Cloud service providers, like Amazon AWS and Microsoft Azure, make it easy to get started provisioning resources every developer is familiar with: servers and databases. Unfortunately, it's just as easy to start building directly on these resources when what you really need to do is step back and architect a scalable solution.
And by scalable I don't just mean the scalability of your service. It also means the scalability of your operations and defect resolution.
Let's look at a few common pitfalls businesses encounter when they build on top of cloud services.
The basic unit of compute resources is the virtual server. In one form or another, you will almost certainly be using them (unless you're an all-Functional stack running on AWS Lambda or Azure Functions, in which case you get to feel smug while everyone else figures out how to manage their complex servers). Even if you are a Docker fanatic you will still need to provision virtual servers for your cluster.
But in this day and age you should highly question your architecture if you are building on top of virtual servers directly. For example, auto-scaling virtual servers usually requires writing bespoke scripts connecting application-specific monitoring solutions with application-specific scaling policies. If instead your app is built using Docker containers on a scalable cluster based on compute and memory reservations you will find that scaling compute resources becomes much easier.
There are always exceptions to the rule. Bastion hosts are a perfect example of a use case for one-off virtual servers for the purpose of interacting with resources residing inside private virtual networks. But in the vast majority of cases, using virtual servers directly these days is an anti-pattern.
Do you use the management console to provision your resources? Don't get me wrong, management consoles are essential. But they can also be a crutch. Beyond the fact that sometimes features aren't available from within management consoles, tasks performed in management consoles are not repeatable. If you created your infrastructure for your app today, how easily will you be able to rebuild part of it tomorrow? The next month? Next year?
Services sometimes need to be rebuilt to resolve defects. Not only did you spend a bunch of time fixing the defect, but you will waste more time releasing the fix if you don't have easy, reliable, and repeatable ways to ship changes to both the app source code and its infrastructure and environment.
This hits on one of the core features of Stackery. Stackery builds change sets for your infrastructure that are repeatable and executable without downtime. But even if you don't use Stackery, you should find some mechanism that enables you to quickly release your changes out to the world.

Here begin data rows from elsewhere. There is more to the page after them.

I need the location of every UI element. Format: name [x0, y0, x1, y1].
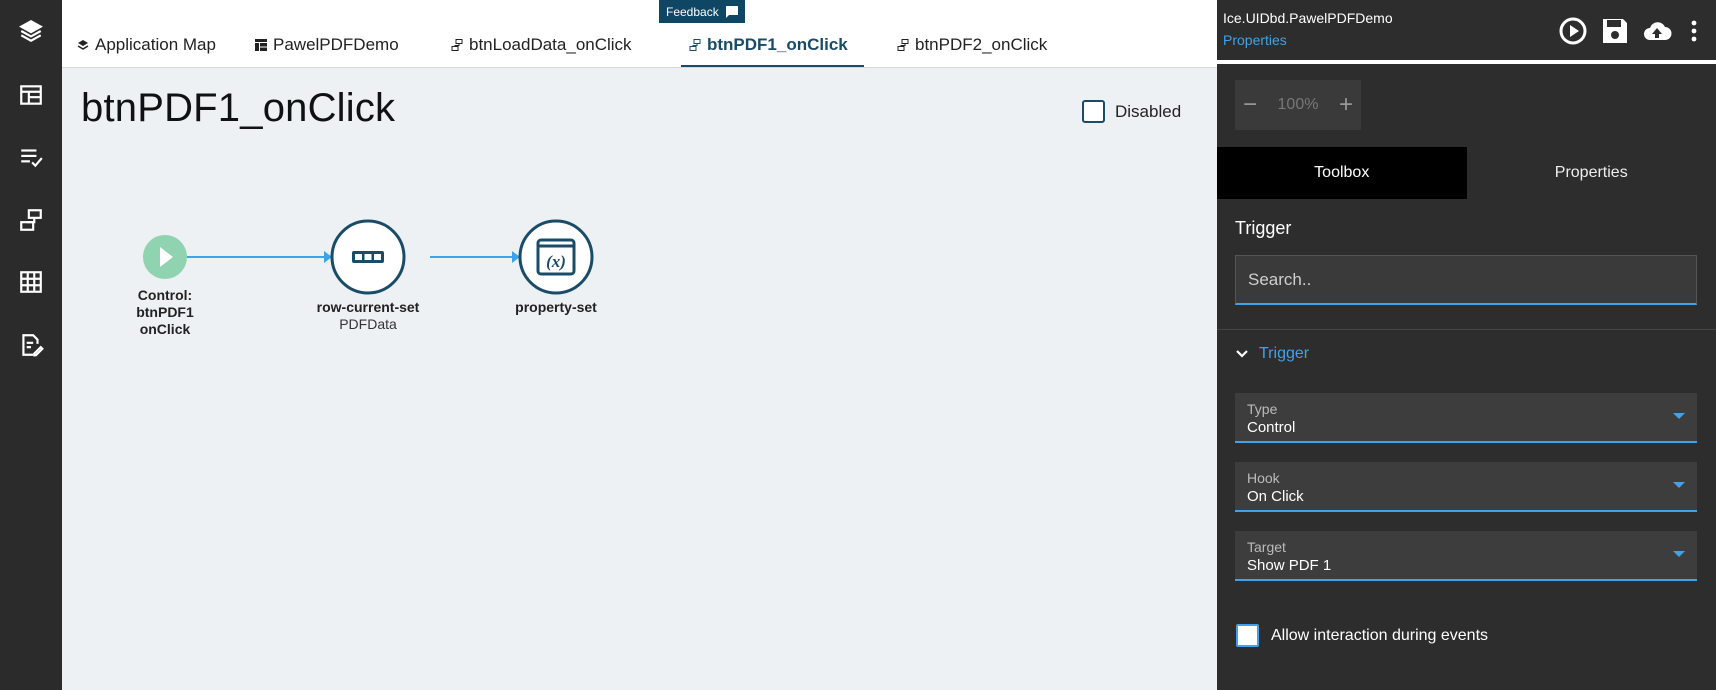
feedback-label: Feedback — [666, 4, 719, 19]
allow-interaction-label: Allow interaction during events — [1271, 626, 1489, 644]
tab-toolbox[interactable]: Toolbox — [1217, 147, 1467, 199]
tab-label: btnLoadData_onClick — [469, 35, 632, 54]
property-set-node[interactable]: (x) — [518, 219, 594, 295]
zoom-out-button[interactable]: − — [1243, 91, 1257, 119]
rail-edit-doc-button[interactable] — [0, 320, 62, 370]
node-line: Control: — [137, 287, 193, 303]
field-label: Hook — [1247, 470, 1280, 486]
panel-header: Ice.UIDbd.PawelPDFDemo Properties — [1217, 0, 1716, 64]
node-sub: PDFData — [339, 316, 397, 332]
type-select[interactable]: Type Control — [1235, 393, 1697, 443]
rail-table-button[interactable] — [0, 257, 62, 307]
tab-btnpdf1-onclick[interactable]: btnPDF1_onClick — [681, 24, 864, 67]
more-menu-button[interactable] — [1682, 14, 1706, 48]
rail-layout-button[interactable] — [0, 70, 62, 120]
tab-label: Application Map — [95, 35, 216, 54]
row-current-set-node[interactable] — [330, 219, 406, 295]
properties-link[interactable]: Properties — [1223, 32, 1287, 48]
field-value: Control — [1247, 419, 1296, 436]
trigger-accordion-header[interactable]: Trigger — [1235, 345, 1309, 363]
layers-icon — [19, 20, 43, 42]
field-value: On Click — [1247, 488, 1304, 505]
more-vert-icon — [1691, 20, 1697, 42]
tab-btnpdf2-onclick[interactable]: btnPDF2_onClick — [897, 24, 1047, 67]
right-panel: Ice.UIDbd.PawelPDFDemo Properties − 100%… — [1217, 0, 1716, 690]
section-title: Trigger — [1235, 218, 1292, 238]
run-button[interactable] — [1556, 14, 1590, 48]
tab-label: btnPDF1_onClick — [707, 35, 848, 54]
dropdown-arrow-icon — [1673, 413, 1685, 419]
flow-icon — [20, 209, 42, 231]
accordion-title: Trigger — [1259, 345, 1310, 362]
row-current-set-label: row-current-set PDFData — [308, 299, 428, 333]
rail-checklist-button[interactable] — [0, 132, 62, 182]
edit-doc-icon — [22, 334, 44, 357]
node-line: row-current-set — [316, 299, 420, 315]
feedback-button[interactable]: Feedback — [659, 0, 745, 23]
dropdown-arrow-icon — [1673, 482, 1685, 488]
panel-tabs: Toolbox Properties — [1217, 147, 1716, 199]
left-rail — [0, 0, 62, 690]
zoom-level: 100% — [1277, 96, 1319, 113]
trigger-node[interactable] — [143, 235, 187, 279]
hook-select[interactable]: Hook On Click — [1235, 462, 1697, 512]
tab-btnloaddata-onclick[interactable]: btnLoadData_onClick — [451, 24, 632, 67]
flow-icon — [451, 39, 463, 51]
app-name: Ice.UIDbd.PawelPDFDemo — [1223, 10, 1393, 26]
chat-icon — [725, 5, 738, 18]
tab-bar: Application Map PawelPDFDemo btnLoadData… — [62, 0, 1217, 68]
layout-icon — [255, 39, 267, 51]
chevron-down-icon — [1236, 350, 1248, 358]
zoom-in-button[interactable]: + — [1339, 91, 1353, 119]
tab-label: btnPDF2_onClick — [915, 35, 1048, 54]
search-input[interactable] — [1235, 255, 1697, 305]
property-set-label: property-set — [496, 299, 616, 316]
dropdown-arrow-icon — [1673, 551, 1685, 557]
tab-application-map[interactable]: Application Map — [77, 24, 216, 67]
flow-icon — [897, 39, 909, 51]
node-line: btnPDF1 — [136, 304, 194, 320]
checklist-icon — [21, 149, 43, 168]
save-icon — [1603, 19, 1627, 43]
allow-interaction-checkbox[interactable] — [1236, 624, 1259, 647]
flow-diagram: (x) — [143, 219, 594, 295]
tab-pawelpdfdemo[interactable]: PawelPDFDemo — [255, 24, 399, 67]
cloud-upload-icon — [1644, 22, 1672, 40]
field-label: Target — [1247, 539, 1286, 555]
layers-icon — [77, 40, 89, 50]
node-line: onClick — [139, 321, 191, 337]
tab-label: PawelPDFDemo — [273, 35, 399, 54]
node-line: property-set — [515, 299, 597, 315]
target-select[interactable]: Target Show PDF 1 — [1235, 531, 1697, 581]
allow-interaction-toggle[interactable]: Allow interaction during events — [1236, 624, 1488, 647]
flow-canvas[interactable]: btnPDF1_onClick Disabled (x) Control: bt… — [62, 68, 1217, 690]
zoom-control: − 100% + — [1235, 80, 1361, 130]
rail-layers-button[interactable] — [0, 6, 62, 56]
save-button[interactable] — [1598, 14, 1632, 48]
svg-text:(x): (x) — [546, 252, 566, 271]
flow-icon — [689, 39, 701, 51]
table-icon — [20, 271, 42, 293]
tab-properties[interactable]: Properties — [1467, 147, 1716, 199]
field-value: Show PDF 1 — [1247, 557, 1332, 574]
trigger-node-label: Control: btnPDF1 onClick — [125, 287, 205, 338]
layout-icon — [20, 85, 42, 105]
field-label: Type — [1247, 401, 1278, 417]
play-circle-icon — [1559, 17, 1587, 45]
upload-button[interactable] — [1640, 14, 1674, 48]
rail-flow-button[interactable] — [0, 195, 62, 245]
divider — [1217, 329, 1716, 330]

You can't be scalable if you don't know how to monitor the scalability of your app. The best cloud service providers include monitoring solutions out of the box. They may not be the prettiest solutions (I'm looking at you, AWS CloudWatch), but they are a critical tool for understanding the behavior of your app. Learn how it works, what monitoring is provided out-of-the-box, and then go further by brainstorming all the ways your app could fail without the built-in metrics providing you the data needed to figure out the problem. It's practically guaranteed that, for any meaningful service, custom metrics will be needed to monitor its health.
Once you understand how to monitor your app, figure out how to use metrics to drive auto-scaling of the underlying resources. Then test the living daylights out of it to make sure scaling occurs as expected, both up and down.
These common pitfalls are just a few possible ways your app could go down in a dumpster fire. But covering the basics of any endeavor tends to get you at least half-way to where you want to go. In the process, you will likely learn about advanced techniques to make your app even more robust!